Lawyers for the city asked Judge Harry D. Leinenweber to block the Trump administration from imposing conditions Sessions added to the applications for the Byrne Memorial Justice Assistance Grant, which is the leading source of federal funding for state and local law enforcement agencies.

"What the attorney general is trying to do amounts to an unprecedented seizure of power," said former federal prosecutor Ron Safer who is representing the city at no cost to taxpayers. "It would set a tremendously dangerous precedent."

After the hearing, Corporation Counsel Ed Siskel said that if the federal government was successful, the Trump administration was likely to place additional conditions on federal grant money that Chicago residents would find odious.

"The mayor likened this to the camel's nose under the tent when we announced this lawsuit," Siskel said. "Since then, it has become clear they are pushing the whole camel under the tent."

The loss of the funds — that the city wants to expand the the Shotspotter program that detects gunshots with high-powered microphones — would threaten the safety of every Chicago resident, Safer told the judge.

However, Acting Assistant Attorney General Chad Readler said language in the 2006 law passed by Congress and signed by former President George W. Bush gives an assistant attorney general the authority to place conditions on the Byrne grant, a move that he called not "unusual" and in keeping with practices in effect under former President Barack Obama.

Leinenweber gave no indication of when he planned to rule after the nearly two-hour hearing at the Dirksen Federal Courthouse, during which he closely questioned attorneys for both sides in the case that would take effect throughout the nation.

At one point, the judge said the city's attorneys had made a "fairly good" argument.

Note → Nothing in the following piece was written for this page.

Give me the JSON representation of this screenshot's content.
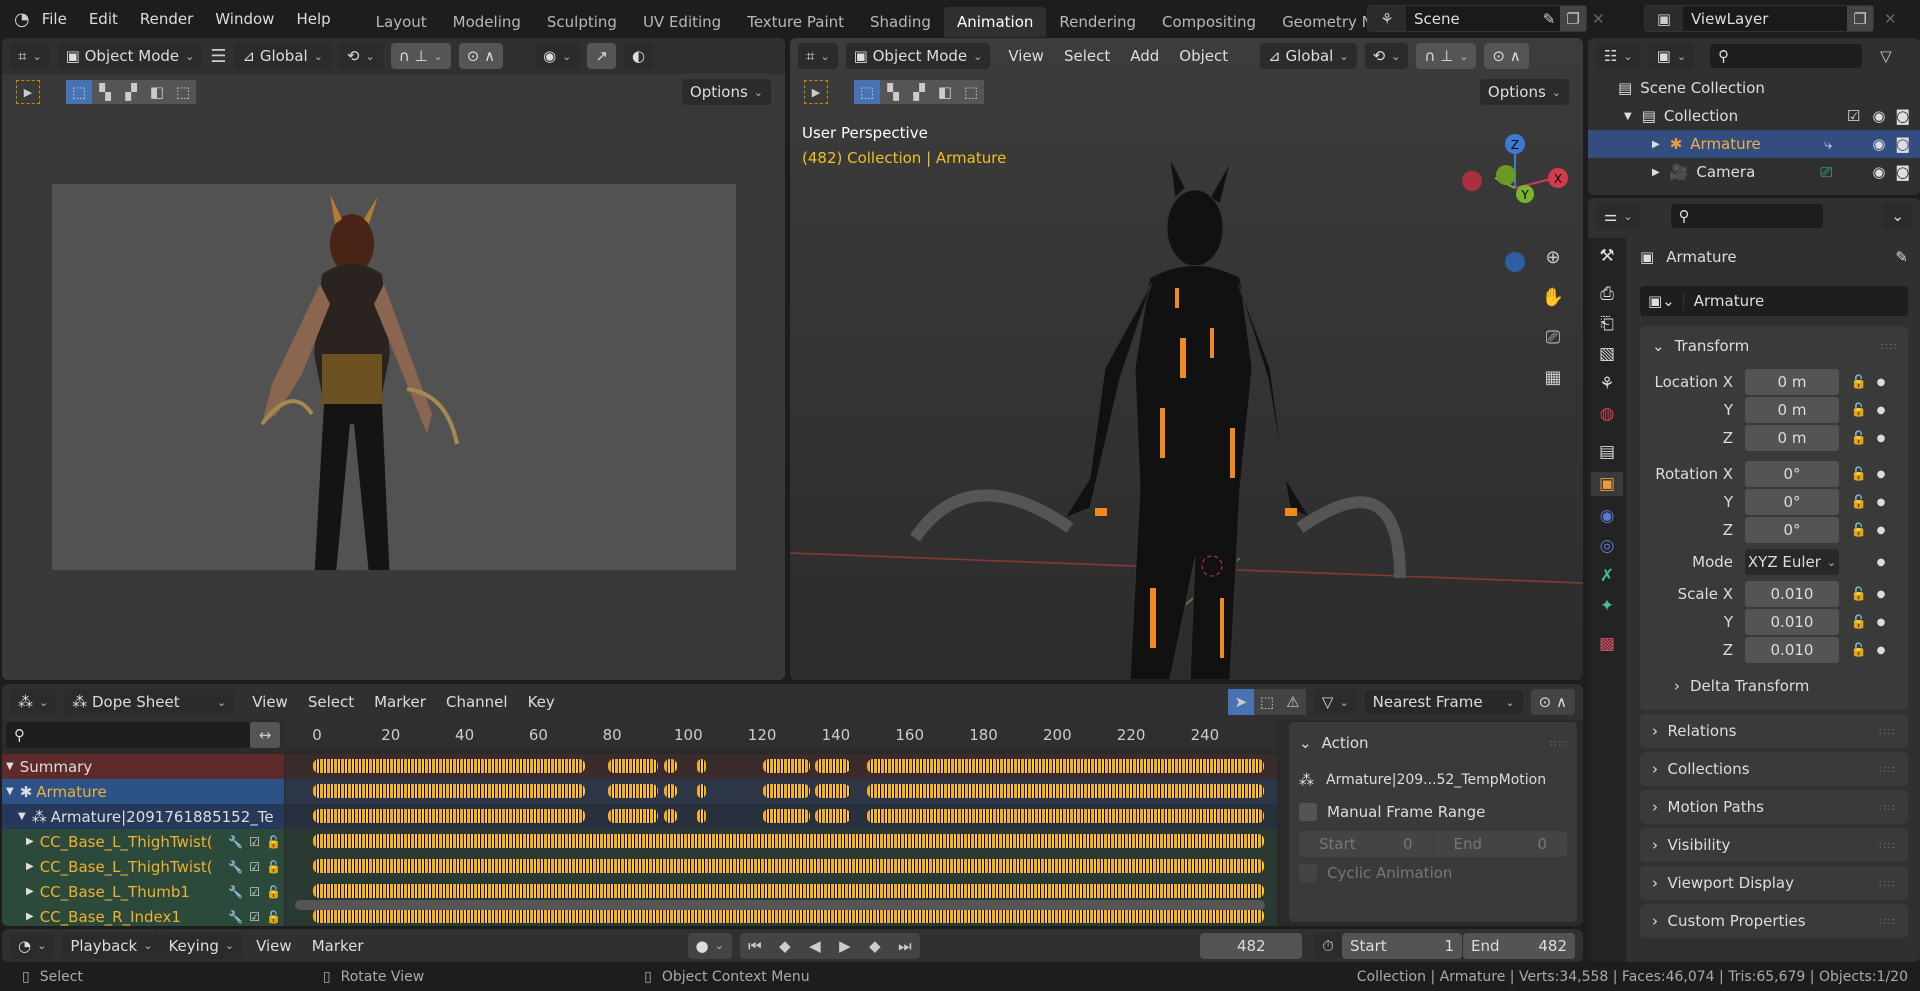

Leinenweber referred to undocumented immigrants as "illegal aliens" three times during the hearing.

The judge also questioned whether the city's status as a self-declared "sanctuary city," where officers are prohibited from cooperating with federal immigration agents in most cases, would allow a convicted drug dealer to go free. Attorneys for the city assured him it would not.

Mayor Rahm Emanuel has cast the effort by Trump administration efforts as an attempt to force Chicago to choose between its renewed commitment to community policing and its status as a "sanctuary city."

If the conditions imposed by Sessions are upheld, cities that get the grant would have to "allow federal immigration access to detention facilities, and provide 48 hours notice before they release an illegal alien wanted by federal authorities," officials said.

That could force the Police Department to hold men and women under investigation longer than the constitutionally mandated 48 hours, Siskel said.

Sessions responded to the city's lawsuit by noting that more people have been killed in Chicago this year than in New York and Los Angeles combined and asserting that a "culture of lawlessness has beset the city."

In 2016, Chicago got $2.3 million through the grant, which was expanded by the Obama Administration to allow cities to purchase body cameras after a series of fatal encounters between police officers and unarmed civilians. The city got about the same amount from the grant in 2015, city records show.

This year, city officials applied for $1.5 million from the grant named for New York Police Officer Edward Byrne, who was slain on duty in 1988, said Bill McCaffrey, a spokesman for the Law Department.